Appropriate Communication
Careful consideration of appropriate communication affords educators with the
opportunity to avoid miscommunications and misunderstandings with students
(Lyons et al., 2014). Subtly implied in this statement is the fact that educators
need to be clear and direct with their communication when managing
unproductive behaviours. Larrivee posits that educators should be able to be
assertive in classroom settings in order to maintain the learning environment in
ways which still reflect power-sharing/with practices (2009). In order to do this
successfully, judgments about the significance of the behaviour that is being
displayed (Williams, 2013) need to be made. Jones and Jones advocate for
communication that is clear, calm and appropriately responsive to the displayed
behaviour so that students in turn will be able to choose to respond positively
(2010). Further, taking time to select the most appropriate response to
behaviour is essential in maintaining a calm and respectful classroom
environment (Williams, 2013). It may well be that ignoring the behaviour seems
more appropriate at the time, humour may help to defuse the situation and
maintain a good learning environment or non-verbal communication may be
enough to remind students to act appropriately (Jones & Jones, 2010; Williams,
2013).
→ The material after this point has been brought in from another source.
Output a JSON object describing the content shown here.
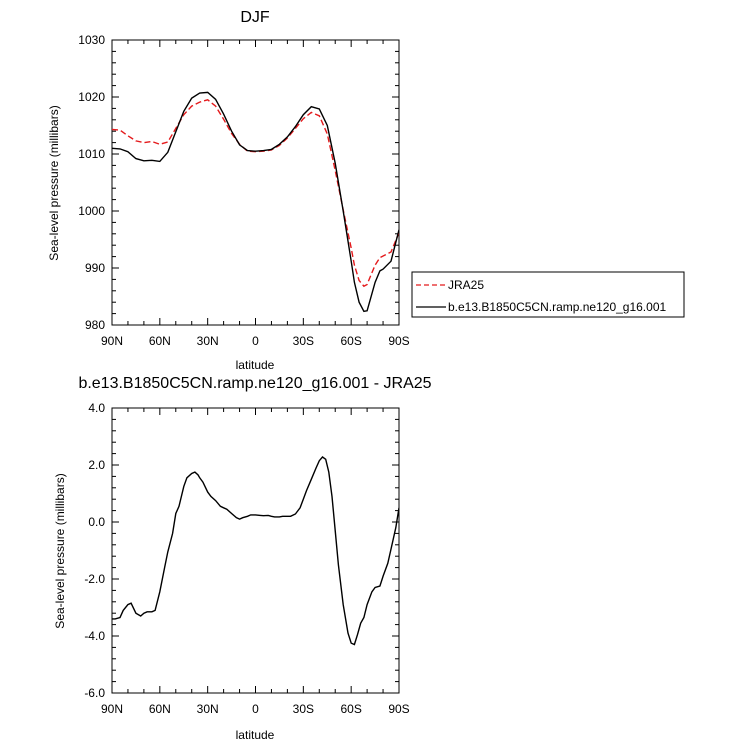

All of these approaches require educators to be highly aware of the
impact of their communication styles and be deliberate in upholding the rights
of the listeners (Lyons et al., 2009) when responding to unproductive behaviour
in the classroom.
Conclusion

Effective classroom management demonstrates the ability to see students as


valued members of a learning community committed to taking responsibility for
their own learning and engagement. It is not a set of strategies put in place to
maintain control and order.
It can be seen that proactive educator responses encourage and foster an
environment which is predictable, safe and collaborative through various
expressions of structure in the classroom. Productive student behaviours are
encouraged through a focus on positive relationships between educators,
students and peers. This means that problem behaviours are seen as a
symptom of a wide range of factors rather than being located personally within
the student (Sullivan et al., 2014; Williams, 2012). Further, educators who are
good classroom managers will realise that in order to engage students in their
learning, curricula needs to be relevant, engaging, varied and flexible to meet
students needs.
It is clear that there will be times when educators need to intervene in response
to unproductive student behaviours in the classroom. These interventions
however, need to be carefully considered and should aim to encourage students
to take responsibility for their behaviour. Educators should consider what it
means to respect the dignity of students by using low-level intervention
methods (eg. non-verbal cues, proximity), foster restorative practices focussed
around relationship building and be aware of communication styles so that
students respond positively to assertiveness.